GroenLinks Utrecht


Donderdag 25 augustus 2011

Identificatieplicht is geen arrestatieplicht

GroenLinks raadslid Heleen de Boer heeft schriftelijke vragen gesteld aan het college van B&W naar aanleiding van de arrestatie van een fotograaf gisteren nabij Utrecht centraal. De man werd volgens het persbericht van de KLPD aangehouden omdat hij zijn identiteitsbewijs niet wilde tonen.

Eerder deze week werd GroenLinks benaderd door een winkelier die 12 uur (inclusief een nacht) was vastgezet omdat hij zich, na een herhaaldelijk negatieve blaastest (hij had dus niet te veel gedronken), niet wilde of kon identificeren. Dat roept bij het GroenLinks raadslid een aantal prangende vragen op: "De politie mag alleen om een identificatie vragen als dit redelijkerwijs noodzakelijk is voor het uitoefenen van de politietaak. Ik wil van het college dan ook weten hoe ze aankijkt tegen de voorbeelden van de fotograaf en van de man die de 'p van prima' blies. Het arresteren en opsluiten lijkt me in deze gevallen buitenproportioneel en zeker niet noodzakelijk."

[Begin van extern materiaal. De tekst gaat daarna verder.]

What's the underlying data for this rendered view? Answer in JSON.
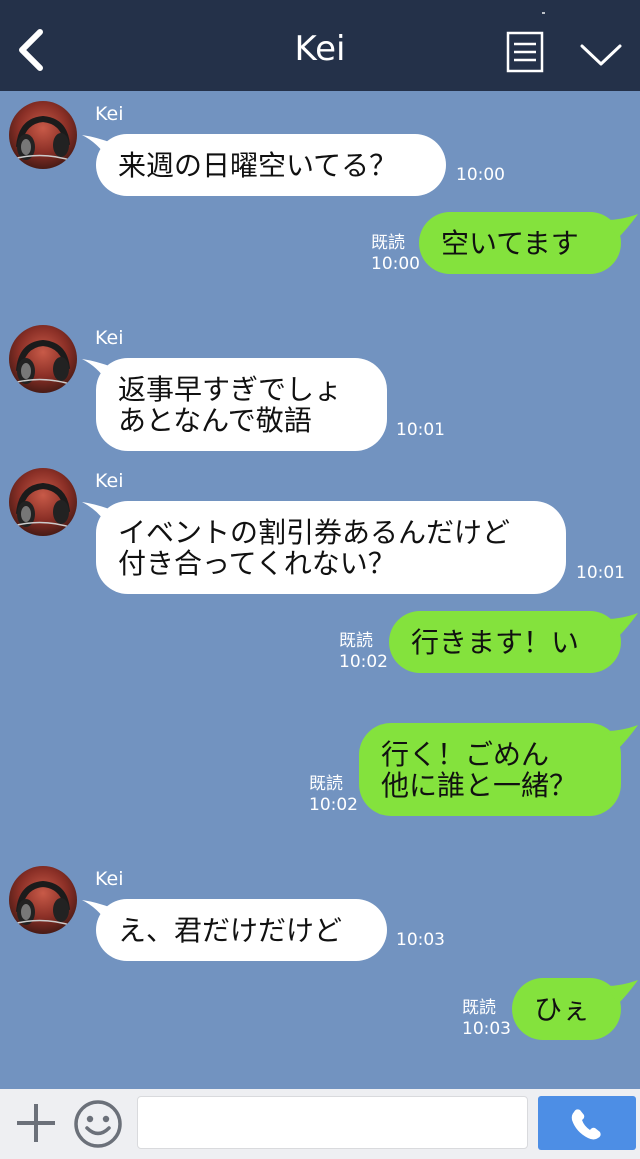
{
  "header": {
    "title": "Kei",
    "back_icon": "chevron-left-icon",
    "menu_icon": "document-menu-icon",
    "collapse_icon": "chevron-down-icon"
  },
  "messages": [
    {
      "type": "in",
      "sender": "Kei",
      "text": "来週の日曜空いてる？",
      "time": "10:00"
    },
    {
      "type": "out",
      "read": "既読",
      "text": "空いてます",
      "time": "10:00"
    },
    {
      "type": "in",
      "sender": "Kei",
      "text": "返事早すぎでしょ\nあとなんで敬語",
      "time": "10:01"
    },
    {
      "type": "in",
      "sender": "Kei",
      "text": "イベントの割引券あるんだけど\n付き合ってくれない？",
      "time": "10:01"
    },
    {
      "type": "out",
      "read": "既読",
      "text": "行きます！い",
      "time": "10:02"
    },
    {
      "type": "out",
      "read": "既読",
      "text": "行く！ごめん\n他に誰と一緒？",
      "time": "10:02"
    },
    {
      "type": "in",
      "sender": "Kei",
      "text": "え、君だけだけど",
      "time": "10:03"
    },
    {
      "type": "out",
      "read": "既読",
      "text": "ひぇ",
      "time": "10:03"
    }
  ],
  "footer": {
    "input_value": "",
    "add_icon": "plus-icon",
    "emoji_icon": "smiley-icon",
    "call_icon": "phone-icon"
  },
  "colors": {
    "header_bg": "#243149",
    "chat_bg": "#7293c0",
    "incoming_bubble": "#ffffff",
    "outgoing_bubble": "#84e23d",
    "send_button": "#4d8ee5"
  }
}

De fotograaf werd gearresteerd omdat hij zich bevond in een 'veiligheidsrisicogebied'. Daar gelden volgens de politie andere eisen en bevoegdheden. De Boer: "Daarbij moet er echter wel sprake zijn van 'aanwijzingen van een terroristisch misdrijf'. Nou denk ik dat het nemen van foto's over het algemeen niet aangemerkt kan worden als een aanwijzing voor een terroristisch misdrijf."

Verder wil De Boer weten wat de geldende richtlijnen en instructies zijn omtrent het omgaan met de identificatieplicht.

De schriftelijke vragen:


1. Uit de Memorie van Toelichting van de Wet op de Identificatieplicht en uit jurisprudentie blijkt dat alleen om een identiteitsbewijs gevraagd mag worden als dit redelijkerwijs noodzakelijk is voor het uitoefenen van de politietaak. Is het college het met GroenLinks eens dat er dus niet zonder gegronde reden naar een ID-bewijs gevraagd mag worden?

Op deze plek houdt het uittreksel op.